Currently, TSMC is finalizing equipment installation at its Phoenix-based Fab 21 Phase 1 and plans to transfer the tools to Phase 2 once construction is completed.
- Phase 1 (N4 Process): Construction started in 2020, mass production expected in 2025.
- Phase 2 (3nm Process): Trial production in 2026, mass production in 2028.
- Phase 3 (2nm Process): Potential trial production in 2028, possible mass production in 2029.
TSMC executives stated that after overcoming initial challenges such as labor shortages and cost overruns, they have successfully addressed most issues and identified reliable local construction partners. If Phase 3 is completed as scheduled, it will become the first U.S.-based fab capable of producing 2nm chips.

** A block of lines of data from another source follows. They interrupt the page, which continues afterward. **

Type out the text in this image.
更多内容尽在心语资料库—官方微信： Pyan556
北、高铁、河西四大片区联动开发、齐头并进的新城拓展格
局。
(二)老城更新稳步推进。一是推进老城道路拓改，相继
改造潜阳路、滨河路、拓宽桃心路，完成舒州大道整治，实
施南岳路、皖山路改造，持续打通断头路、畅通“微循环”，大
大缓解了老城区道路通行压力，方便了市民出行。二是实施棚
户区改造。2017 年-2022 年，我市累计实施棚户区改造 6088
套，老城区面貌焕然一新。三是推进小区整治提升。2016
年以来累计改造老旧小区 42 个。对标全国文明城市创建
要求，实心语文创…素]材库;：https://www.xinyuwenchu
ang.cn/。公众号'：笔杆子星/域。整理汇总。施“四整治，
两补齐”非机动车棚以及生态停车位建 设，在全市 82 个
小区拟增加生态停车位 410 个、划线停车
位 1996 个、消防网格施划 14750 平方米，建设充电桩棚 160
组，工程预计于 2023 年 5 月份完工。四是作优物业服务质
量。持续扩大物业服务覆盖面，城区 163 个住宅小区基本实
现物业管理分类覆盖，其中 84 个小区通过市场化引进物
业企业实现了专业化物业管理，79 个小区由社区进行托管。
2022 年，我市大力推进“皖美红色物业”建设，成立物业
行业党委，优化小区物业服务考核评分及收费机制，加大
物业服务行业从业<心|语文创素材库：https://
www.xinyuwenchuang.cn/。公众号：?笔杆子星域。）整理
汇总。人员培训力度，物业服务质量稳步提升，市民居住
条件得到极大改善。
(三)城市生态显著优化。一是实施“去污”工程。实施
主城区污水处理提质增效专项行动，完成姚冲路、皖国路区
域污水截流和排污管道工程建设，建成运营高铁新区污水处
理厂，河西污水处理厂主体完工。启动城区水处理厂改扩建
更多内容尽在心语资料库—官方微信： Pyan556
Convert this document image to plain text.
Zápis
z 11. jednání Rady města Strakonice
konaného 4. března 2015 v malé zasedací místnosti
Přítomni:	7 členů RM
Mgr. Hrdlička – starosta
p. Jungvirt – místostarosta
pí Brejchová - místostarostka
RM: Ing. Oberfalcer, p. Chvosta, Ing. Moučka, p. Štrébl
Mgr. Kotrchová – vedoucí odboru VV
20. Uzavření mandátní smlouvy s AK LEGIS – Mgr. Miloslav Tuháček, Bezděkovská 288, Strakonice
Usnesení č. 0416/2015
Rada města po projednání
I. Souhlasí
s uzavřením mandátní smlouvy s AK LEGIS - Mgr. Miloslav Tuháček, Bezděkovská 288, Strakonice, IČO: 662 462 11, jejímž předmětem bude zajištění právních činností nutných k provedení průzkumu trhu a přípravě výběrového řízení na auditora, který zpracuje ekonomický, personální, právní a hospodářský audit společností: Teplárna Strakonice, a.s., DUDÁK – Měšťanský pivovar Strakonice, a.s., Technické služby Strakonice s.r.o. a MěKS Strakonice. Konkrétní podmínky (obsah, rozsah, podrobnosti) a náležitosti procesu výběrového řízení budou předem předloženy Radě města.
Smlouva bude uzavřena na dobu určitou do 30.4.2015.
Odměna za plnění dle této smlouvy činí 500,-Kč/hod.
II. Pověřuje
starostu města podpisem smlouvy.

Despite faster construction progress, semiconductor equipment supply has emerged as a new bottleneck. Key suppliers like ASML and Applied Materials are facing severe order backlogs, making it difficult to shorten the delivery cycle for critical lithography tools. As a result, TSMC’s U.S. fabs may lag behind Taiwan’s facilities by one to two process nodes.
Additionally, supply chain sources indicate that chips produced in the U.S. fabs will be limited to specific product lines and will not be used in Apple’s latest flagship devices. The most advanced manufacturing processes will continue to be reserved for TSMC’s Taiwan facilities.
- Phase 1 production: Expected to manufacture the A16 Bionic chip found in the iPhone 14 Pro and the S9 chip for the Apple Watch.
- Phase 2 (3nm mass production in 2028): Likely to produce A17 Pro, M3, A18, and M4 chips.
Apple analyst Ming-Chi Kuo has previously mentioned that the first Apple Silicon chip based on the 2nm process will be the A20, expected to debut in the iPhone 18 series next year. This suggests that TSMC’s U.S. fabs will lag significantly behind the cutting-edge technologies required for Apple’s high-end devices. By the time TSMC’s Phase 3 fab begins 2nm production, Apple’s flagship chips could already be manufactured using the 1.6nm (A16) process.
While TSMC’s U.S. expansion is progressing, the technological gap with its Taiwan fabs underscores the continued dominance of Taiwan in the most advanced semiconductor manufacturing.